Após atos em todo o Brasil, proposta perdeu força no Congresso. OAB critica teor “cruel e inconstitucional”
A possibilidade de a votação do Projeto de Lei (PL) 1904/2024, de autoria do deputado federal Sóstenes Cavalcante (PL/RJ) e que equipara aborto a homicídio, ser deixada para o fim do ano, não fará os movimentos de mulheres “baixar a guarda” nas mobilizações contra a proposta. A integrante da Frente pela Legalização do Aborto do Espírito Santo (Flaes), Leilany Santos Moreira, afirma que as mulheres irão se manifestar contra o projeto até que ele seja arquivado definitivamente.
A proposta equipara o aborto realizado após 22 semanas de gestação ao crime de homicídio simples, inclusive nos casos de gravidez resultante de estupro. A proposta altera o Código Penal, que hoje não pune o aborto em caso de estupro e não prevê restrição de tempo para o procedimento nesse caso. O código também não pune o aborto quando não há outro meio de salvar a vida da gestante. A tramitação em regime de urgência foi aprovada na última quarta-feira (12), na Câmara dos Deputados.
Nesse domingo (16) foi realizada uma manifestação em Vitória, em frente à Assembleia Legislativa, organizada pela Flaes e pelo Fórum de Mulheres do Espírito Santo (Fomes). “Foi muito positivo. Para um domingo à tarde o número de pessoas foi bastante expressivo.
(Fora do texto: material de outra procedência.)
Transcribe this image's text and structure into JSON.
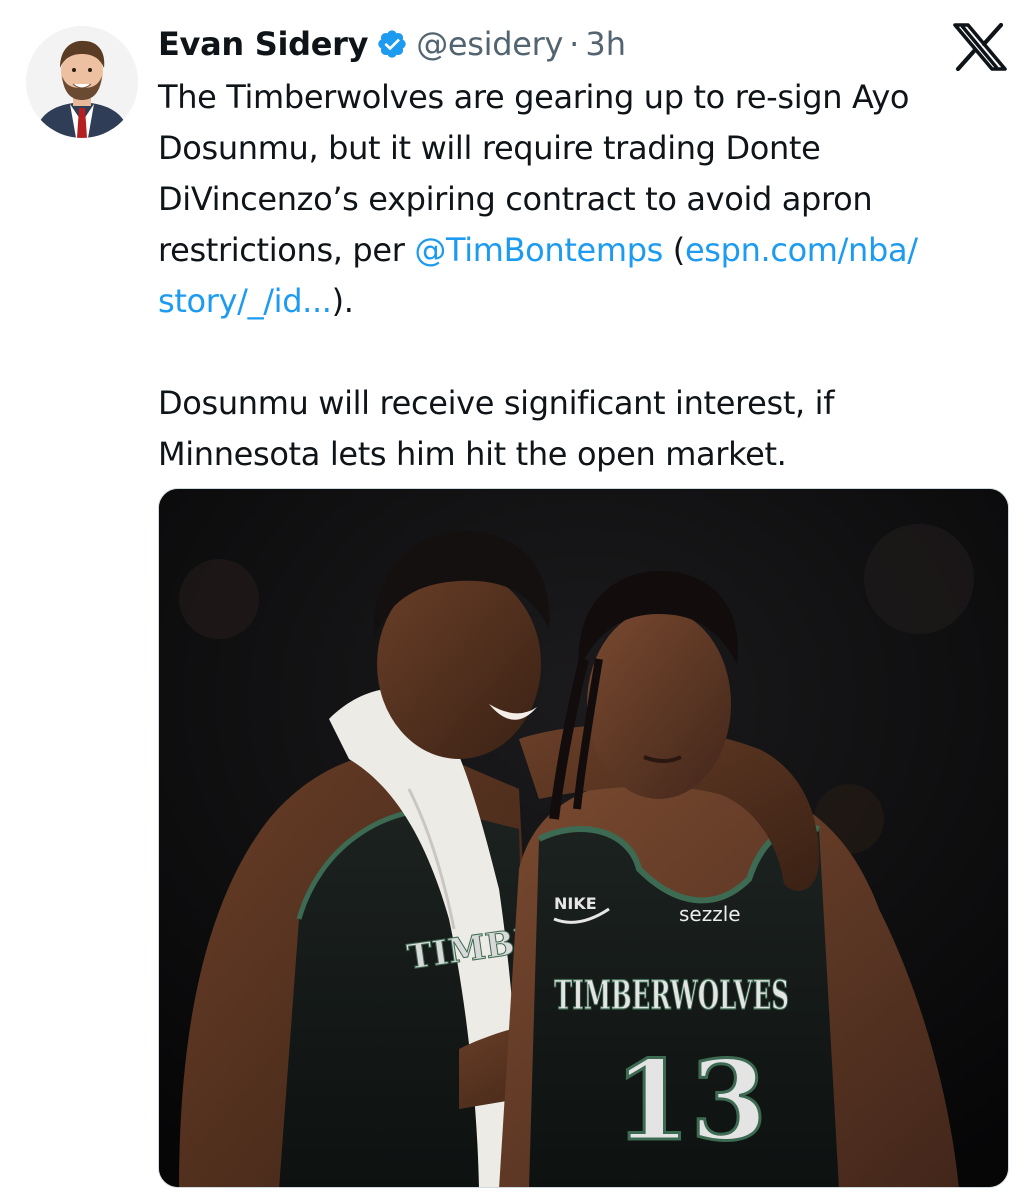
{
  "author": {
    "display_name": "Evan Sidery",
    "handle": "@esidery",
    "separator": "·",
    "time": "3h",
    "verified_icon": "verified-badge-icon"
  },
  "platform": {
    "logo_icon": "x-logo-icon"
  },
  "tweet": {
    "line1": "The Timberwolves are gearing up to re-sign Ayo",
    "line2": "Dosunmu, but it will require trading Donte",
    "line3": "DiVincenzo’s expiring contract to avoid apron",
    "line4_prefix": "restrictions, per ",
    "mention": "@TimBontemps",
    "paren_open": " (",
    "link_part1": "espn.com/nba/",
    "link_part2": "story/_/id...",
    "line5_suffix": ").",
    "para2_line1": "Dosunmu will receive significant interest, if",
    "para2_line2": "Minnesota lets him hit the open market."
  },
  "media": {
    "jersey_team": "TIMBERWOLVES",
    "jersey_number": "13",
    "jersey_sponsor": "sezzle",
    "left_jersey_team": "TIMBER",
    "brand_mark": "NIKE"
  },
  "colors": {
    "link": "#1d9bf0",
    "verified": "#1d9bf0",
    "secondary_text": "#536471"
  }
}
Tivemos apoio da população, pessoas que passavam pelo local mas não sabiam do protesto se juntaram a nós, muitos motoristas que passavam pela avenida buzinavam em apoio”, afirma Leilany.
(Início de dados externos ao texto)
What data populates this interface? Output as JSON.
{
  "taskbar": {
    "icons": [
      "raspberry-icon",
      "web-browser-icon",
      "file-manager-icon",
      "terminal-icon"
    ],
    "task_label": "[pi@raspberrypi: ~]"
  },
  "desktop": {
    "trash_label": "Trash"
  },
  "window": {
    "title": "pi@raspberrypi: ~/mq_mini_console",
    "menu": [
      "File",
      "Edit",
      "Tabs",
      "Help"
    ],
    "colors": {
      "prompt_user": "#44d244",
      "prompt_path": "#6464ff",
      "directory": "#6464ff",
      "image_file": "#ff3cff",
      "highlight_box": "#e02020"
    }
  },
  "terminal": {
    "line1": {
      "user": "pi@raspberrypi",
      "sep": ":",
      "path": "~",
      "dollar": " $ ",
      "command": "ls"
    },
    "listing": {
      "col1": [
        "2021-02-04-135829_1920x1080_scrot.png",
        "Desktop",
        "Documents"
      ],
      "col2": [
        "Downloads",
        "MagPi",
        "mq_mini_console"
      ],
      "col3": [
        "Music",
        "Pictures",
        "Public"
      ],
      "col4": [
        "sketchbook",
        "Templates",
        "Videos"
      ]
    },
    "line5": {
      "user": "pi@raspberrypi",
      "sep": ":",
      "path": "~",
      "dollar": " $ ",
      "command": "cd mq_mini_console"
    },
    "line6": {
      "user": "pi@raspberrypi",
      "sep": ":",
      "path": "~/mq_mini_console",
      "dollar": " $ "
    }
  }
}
Também nesse domingo aconteceu, em Guarapari, a roda de conversa “Políticas Públicas para Mulheres e Controle Social: Nenhum Direito a Menos!” Nesta segunda-feira (17) também foi realizada, na Praça Costa Pereira, Centro de Vitória, uma banca de diálogo, na qual as pessoas puderam conversar e tirar suas dúvidas sobre o projeto de lei. Nesta terça-feira (18), no Metrópoles, na Universidade Federal do Espírito Santo (Ufes), acontecerá o Cine Debate, com exibição do filme Levante, às 19h. Na terça da semana que vem, dia 25, o tema será debatido no Espaço Cultural Thelema, no Centro de Vitória, a partir das 19h.
O projeto foi assinado por mais de 30 parlamentares, entre eles, Gilvan da Federal (PL) e Evair de Melo (PP), ambos da bancada capixaba. A proposta ficou conhecida como PL da Gravidez Infantil, já que as meninas são consideradas as mais prejudicadas caso seja aprovado, pois, entre as pessoas que procuram abortamento legal acima de 22 semanas em caso de estupro, há um número considerável de crianças vítimas de abuso sexual. Isso porque, nessas situações, há mais demora em descobrir a gestação.
Para barrar o projeto, foi criada a Campanha Criança Não é Mãe, que coleta assinaturas para pressionar as lideranças da Câmara dos Deputados. De acordo com dados do Anuário Brasileiro da Segurança Pública, contidos no site, 74,9 mil pessoas foram estupradas no Brasil em 2022, sendo 88,7% do sexo feminino. Desse total, seis a cada 10 tinham, no máximo, 13 anos.
“O texto grosseiro e desconexo da realidade expresso no Projeto de Lei 1904/2024, que tem por escopo a equiparação do aborto de gestação acima de 22 anos ao homicídio, denota o mais completo distanciamento de seus propositores às fissuras sociais do Brasil”.
Além disso, destaca, ignora “aspectos psicológicos; particularidades orgânicas, inclusive, acerca da fisiologia corporal da menor vítima de estupro; da saúde clínica da mulher que corre risco de vida em prosseguir com a gestação e da saúde mental das mulheres que carregam no ventre um anincéfalo”.
“Todo o avanço histórico consagrado através de anos e anos de pleitos postulações e manifestações populares e femininas para a implementação da perspectiva de gênero na aplicação dos princípios constitucionais”, prossegue o parecer, “é suplantado por uma linguagem punitiva, depreciativa, despida de qualquer empatia e humanidade, cruel e, indubitavelmente, inconstitucional”.
Para a comissão, “ao equiparar o aborto a homicídio, mesmo que dentro das exceções legais, o texto afronta princípios constitucionais fundamentais, como a dignidade da pessoa humana, a solidariedade familiar e o melhor interesse da criança. Além disso, a proposta viola os direitos das meninas e mulheres, impondo-lhes ônus desproporcional e desumano”.